Choosing a favorite teacher is fairly difficult when one puts into account all the types of teachers they have known, all of them are important. Teachers are the second most important people in our lives, right after our parents. Teachers are persuasive and have the power to build a child up from an immature student to become a responsible adult; or they can completely and utterly crush a students hopes and dreams. As an identical twin my mother has always pulled a few strings to have my sister and me in the same classes throughout elementary school.
We were absolutely inseparable. Transitioning from elementary to middle school was a milestone for me. Every class I was placed in was different from my sister’s. I was friendless, and at times I felt hopeless scrambling to find friends; I was overwhelmed by the turmoil of the middle school system.
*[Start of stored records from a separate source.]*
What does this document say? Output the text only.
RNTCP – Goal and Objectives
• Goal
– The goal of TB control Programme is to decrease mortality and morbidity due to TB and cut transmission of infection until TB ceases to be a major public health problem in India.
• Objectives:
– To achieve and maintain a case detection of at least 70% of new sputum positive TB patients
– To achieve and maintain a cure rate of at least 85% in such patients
At my locker I forgot a key ingredient, the combination; completely overloaded with homework, tests and loneliness, I sat at my locker and sobbed. It was there I crossed paths with one of the most important people I have ever known. The first time I met Ms.
Reagan was when she gave the upcoming middle-schoolers a tour of the school the summer before my sixth grade year. She was short, thin and had an intelligent look. She seemed truly interested in me, given my mother had met her on vacation a few years back. Ms. Reagan assured my worried mother I would do perfectly fine in a new environment without my sister. However, when school began, so did my problems. Mr. Wolff was my sixth grade English teacher, as an advanced English student the first essay he assigned was rather demanding.
Struck by writer’s block, I was only able to conquer five pages of the assigned six-page essay. Mr. Wolff asked for a word after class; obliging I listened to him rant about how he expected more out of me than five pages of redundancy. I left the classroom with a rigid, seemingly emotionless expression. I went to my only friend, my locker, and began to sob when I remembered I had forgotten my combination. Walking back from the teachers’ lounge, Ms.
Reagan calmly asked me to explain my dilemma; she offered support and assured me I would do well, promising me I would make friends. I left school that day consoled and filled with a newborn hope that I would progress through the sixth grade successfully; after all it was just the third day of school. After a few weeks of attending middle school, I began to gain friends; they were not comparable to my twin, but they were accepting. I listened to what Ms. Reagan had mentioned to me and I was able to gain more and more friends I today refer to as my closest friends.
With Ms. Reagan’s advice I was able to conquer my fears of having no friends, and I finally was able to master the dreaded locker combination. Ms. Reagan is the embodiment of a leader and sets an endless example of respect and commitment for her current students and students of years prior. She treats everyone with kindness and compassion and is always willing to give advice to anyone. Most importantly, she believes in herself as a teacher and, in turn, her students learn to believe in themselves.
I have been able to acquire this knowledge of Ms. Reagan through various lunch visits when I was unable to find a table. We spoke of our families, futures, travels and opinions. Although it has been years since I sat in her classroom, Ms. Reagan continues to affect me in a very meaningful way. In the summer we often go to the same part of Newport during the same time; she often walks past my house, and even on the hottest of days, she will always stop at the end of my driveway just to chat.
In return, when I get the chance, I like to stop by to visit her after school lets out just to catch up for a little bit and fill her in on the latest news in my life. However, although our conversations may be few and far between, they always make for memorable moments. As I continue to get older, I cannot help looking back and reminiscing about my days as an elementary student. I feel lucky for having such an unforgettable childhood and thankful for the people that were apart of it. Ms. Reagan has always been more than an educator to me, and I am so blessed to have her as a part of my life.